Tuesday, May 29, 2012

Unread


“MORE KAPAMPANGANS discover joy in reading.”
So was slugged, okay, titled, a recent press release from the Capitol, that went thus:
The Pampanga Provincial Library (PPL) noted that more Kapampangans have apparently discovered joy in reading books, magazines and other materials as it reported an increase in the number of general public which availed themselves of the library’s collections for the first three months of the year.
Provincial Librarian Bessie Makabali reported that a total of 1,333 readers made use of the library’s various collections in January; another 1,208 in February and 1,420 last March.
Makabali attributed this growing interest in reading to the continuous advocacy on the benefits of reading as well as the rich collections of reference and fiction books, newspapers and magazines, government publications and non-book materials in the provincial government’s library which is located at the Capitol compound.
As of March this year, the library boasts of 21,572 grand collections which were purchased from local funds, while some were part of the allocation from the National Library of the Philippines (NLP). Some so-called “Friends of the Library”, both based in the province and foreign countries, also regularly donate books, mostly fiction and general reference…
Honestly, I am more saddened than gladdened by that piece of news.
Considering Pampanga’s over two million population, it is of little consolation to note a three-month aggregate of only 3,961 readers at the provincial library.
Indicted here is the reading deficiency of the Kapampangan. Manifest here is the decreasing literacy rate of our race.    
For one inured in classical studies – thanks to my formative years in the seminary – it is not at all effete snobbery to feel some disdain, at the same time some remorse, over the opportunities – to learn, to know, to be enriched – lost to a mind deprived of reading.
Aye, to character formation itself, where reading is elemental. As Francis Bacon monumentalized in his Of Studies:  
"Reading maketh a full man; conference a ready man; and writing an exact man. And, therefore, if a man writes little, he had needed have a great memory; if he confers little, he had need of a ready wit; and if he read little, he had need of much cunning to seem to know that he knoweth not"

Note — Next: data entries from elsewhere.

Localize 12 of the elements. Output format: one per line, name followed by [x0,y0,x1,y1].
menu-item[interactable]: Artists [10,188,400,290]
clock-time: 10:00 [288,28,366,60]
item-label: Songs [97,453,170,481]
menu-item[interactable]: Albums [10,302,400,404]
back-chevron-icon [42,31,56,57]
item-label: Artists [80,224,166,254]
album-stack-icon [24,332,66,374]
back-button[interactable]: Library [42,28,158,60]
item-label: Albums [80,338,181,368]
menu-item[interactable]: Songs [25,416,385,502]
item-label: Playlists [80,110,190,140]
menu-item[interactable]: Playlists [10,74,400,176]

For one in the writing profession, reading is a requirement: even a sine qua non, as a matter of course. Reading for a writer covers not only newspapers, magazines and periodicals, but moreso books – of all kinds, in all subjects. If only to broaden his horizon, if only to expand his mind, if only to increase his vocabulary.
Again, Bacon: Read not to contradict and confute; nor to believe and take for granted; nor to find talk and discourse; but to weigh and consider. Some books are to be tasted, others to be swallowed, and some few to be chewed and digested; that is, some books are to be read only in parts; others to be read, but not curiously; and some few to be read wholly, and with diligence and attention.”
Yes, light reading – novels, literary anthologies – for the senses; high-brow reading – philosophies, histories, sciences – for the intellect.
Aye, in this age of Kindle, Nook eReader, Cybook and Pepper Pad, I still go for the old hard- and soft-covers. There’s nothing more intellectually stimulating to me than the smell of pulp only a book has. It makes understanding of what I am reading deeper, retention in memory more permanent, the imagination more expansive.  
E-books or good old books-in-ink-and-paper though, reading is on sheer joy. There is life in books. There is life to books. Inhering in human life itself.  
Read John Milton in Areopagitica: Books are not absolutely dead things, but do contain a potency of life in them to be as active as that soul was whose progeny they are; nay they do preserve as in a vial the purest efficacy and extraction of that living intellect that bred them.
Unless wariness be used, as good almost kill a man as kill a good book; who kills a man kills a reasonable creature, God's image; but he who destroys a good book, kills reason itself, kills the image of God, as it were in the eye.
A good book is the precious lifeblood of a master spirit, embalmed and treasured up on purpose to a life beyond life.”
Read. It is food for the intellect, nutrient for the soul.